“The disparity between a restaurant’s price and food quality rises in direct proportion to the size of the pepper mill.”
– Bryan Miller
How to save money when eating out
People love to eat. Every city has dozens of bars and restaurants you can go to. Back in Iowa there are towns with less than 500 people, yet they have two or three eating establishments.
One of the things I noticed, even as a young kid, was the fact that people who “never had any money” somehow managed to eat out several times a week.
While I’m not Sherlock Holmes, it was easy to find a correlation between eating out and being broke.
Every restaurant is in business to make a profit. The dish you order is marked up to pay the rent, staff salary, and utility bill. No matter how you look at it you’re overpaying for quantity of food you get.
A quick example
When I was traveling around the Peruvian countryside it was really hard to find a gym or a decently priced meal. A small pizza and drink was about $10 and the only gym I found charged me $12 for a day pass. That might not sound like much, but it was almost as much as my hotel cost. Doing some squats and eating a mediocre snack should never be that expensive.
I’m all about living cheaply. A 45-minute lift and post-workout meal that runs me $22 is insane. That’s more than a lot of people earn in an hour.
Three meals and a trip to the gym would add up to $42. With my hotel I’d be spending $82 a day. And that’s without any little impulse purchases.
Living on $100 a day doesn’t sound like much, but it’s expensive.
Basic math will save you a lot of trouble
$100 a day times 365 days equals $36,500. That’s quite a bit of money. More than a funeral attendant, travel agent, or police dispatcher would make in a year. Like I said, $100 a day isn’t as cheap as it sounds.
Most guys in their early twenties aren’t making enough to cover those expenses. You’d need to be pulling well over $40,000 to survive debt-free.
Think about your expenses in terms of percentages
$50 is not a lot of money. A new video game costs less than that. If you make $500 a week spending $50 seems like nothing.
Until you look at your expenses in terms of percentages.
That $50 is 10% of your earnings. Buying 10 new games, something that’s very easy to do, would eat up all your income. Same with one wild night at the bars. $100 in drinks and $40 in snacks and other expenses doesn’t leave you with much. $140 is 28% of your paycheck.
Over one-quarter of what you earned would be lost on an evening of sub-par entertainment.
Easiest way to save money when eating out
Look at restaurant prices and compare what you’d get with what you could make at home.
I love Chinese food. And in Peru you can get cheap fried rice and honey chicken for three bucks.
Buying rice, soy sauce, chicken, eggs, broccoli, carrots, and peas would cost me way more than three dollars. It’s cheaper for me to eat Chinese at a restaurant than it is for me to cook it at home.
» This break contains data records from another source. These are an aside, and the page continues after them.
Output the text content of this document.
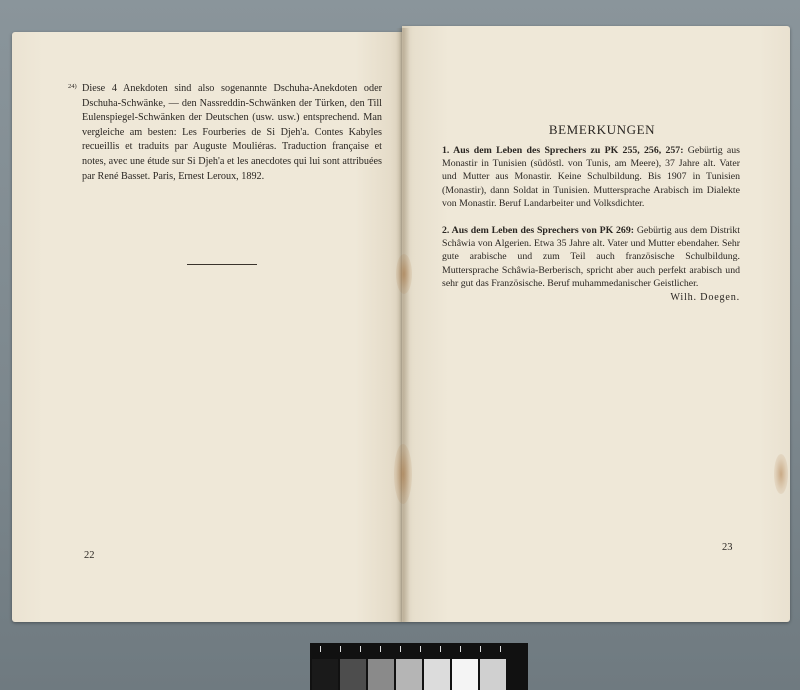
24) Diese 4 Anekdoten sind also sogenannte Dschuha-Anekdoten oder Dschuha-Schwänke, — den Nassreddin-Schwänken der Türken, den Till Eulenspiegel-Schwänken der Deutschen (usw. usw.) entsprechend. Man vergleiche am besten: Les Fourberies de Si Djeh'a. Contes Kabyles recueillis et traduits par Auguste Mouliéras. Traduction française et notes, avec une étude sur Si Djeh'a et les anecdotes qui lui sont attribuées par René Basset. Paris, Ernest Leroux, 1892.
22
BEMERKUNGEN
1. Aus dem Leben des Sprechers zu PK 255, 256, 257: Gebürtig aus Monastir in Tunisien (südöstl. von Tunis, am Meere), 37 Jahre alt. Vater und Mutter aus Monastir. Keine Schulbildung. Bis 1907 in Tunisien (Monastir), dann Soldat in Tunisien. Muttersprache Arabisch im Dialekte von Monastir. Beruf Landarbeiter und Volksdichter.
2. Aus dem Leben des Sprechers von PK 269: Gebürtig aus dem Distrikt Schâwia von Algerien. Etwa 35 Jahre alt. Vater und Mutter ebendaher. Sehr gute arabische und zum Teil auch französische Schulbildung. Muttersprache Schâwia-Berberisch, spricht aber auch perfekt arabisch und sehr gut das Französische. Beruf muhammedanischer Geistlicher.
Wilh. Doegen.
23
Non-fast food hamburgers cost six or seven bucks. It’s less expensive for me to buy buns, ground beef, cheese, and ketchup at the grocery store. Same with sandwiches. I can make a steak sub for less than any shop.
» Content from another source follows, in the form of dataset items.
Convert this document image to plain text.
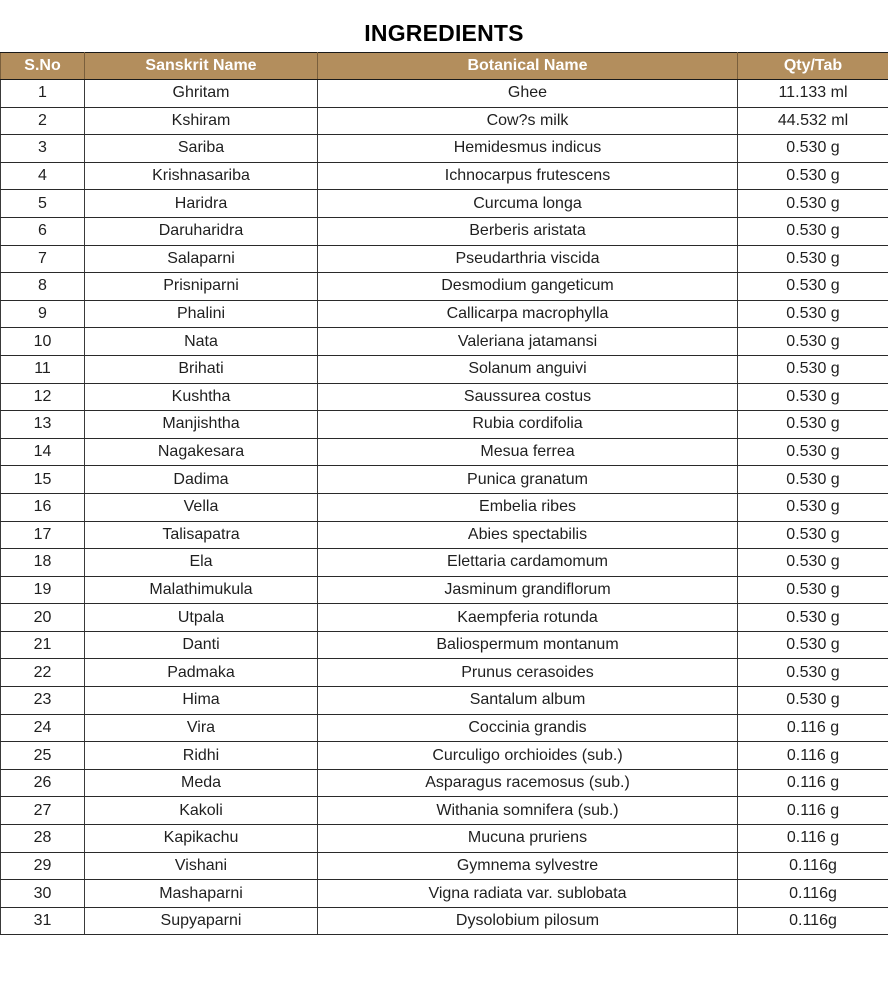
INGREDIENTS
S.No	Sanskrit Name	Botanical Name	Qty/Tab
1	Ghritam	Ghee	11.133 ml
2	Kshiram	Cow?s milk	44.532 ml
3	Sariba	Hemidesmus indicus	0.530 g
4	Krishnasariba	Ichnocarpus frutescens	0.530 g
5	Haridra	Curcuma longa	0.530 g
6	Daruharidra	Berberis aristata	0.530 g
7	Salaparni	Pseudarthria viscida	0.530 g
8	Prisniparni	Desmodium gangeticum	0.530 g
9	Phalini	Callicarpa macrophylla	0.530 g
10	Nata	Valeriana jatamansi	0.530 g
11	Brihati	Solanum anguivi	0.530 g
12	Kushtha	Saussurea costus	0.530 g
13	Manjishtha	Rubia cordifolia	0.530 g
14	Nagakesara	Mesua ferrea	0.530 g
15	Dadima	Punica granatum	0.530 g
16	Vella	Embelia ribes	0.530 g
17	Talisapatra	Abies spectabilis	0.530 g
18	Ela	Elettaria cardamomum	0.530 g
19	Malathimukula	Jasminum grandiflorum	0.530 g
20	Utpala	Kaempferia rotunda	0.530 g
21	Danti	Baliospermum montanum	0.530 g
22	Padmaka	Prunus cerasoides	0.530 g
23	Hima	Santalum album	0.530 g
24	Vira	Coccinia grandis	0.116 g
25	Ridhi	Curculigo orchioides (sub.)	0.116 g
26	Meda	Asparagus racemosus (sub.)	0.116 g
27	Kakoli	Withania somnifera (sub.)	0.116 g
28	Kapikachu	Mucuna pruriens	0.116 g
29	Vishani	Gymnema sylvestre	0.116g
30	Mashaparni	Vigna radiata var. sublobata	0.116g
31	Supyaparni	Dysolobium pilosum	0.116g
If you want to go out and order something look at the price tag and then check to see how much it costs to make yourself. Eggs, toast and coffee are cheaper at home than some trendy cafe. Hamburgers, pancakes, and sandwiches are that way too.
Unless you want something with a lot of ingredients, like Chinese food, or a gourmet dish, like cerviche, stay in. Foods that don’t require expert preparation aren’t worth going to a restaurant for.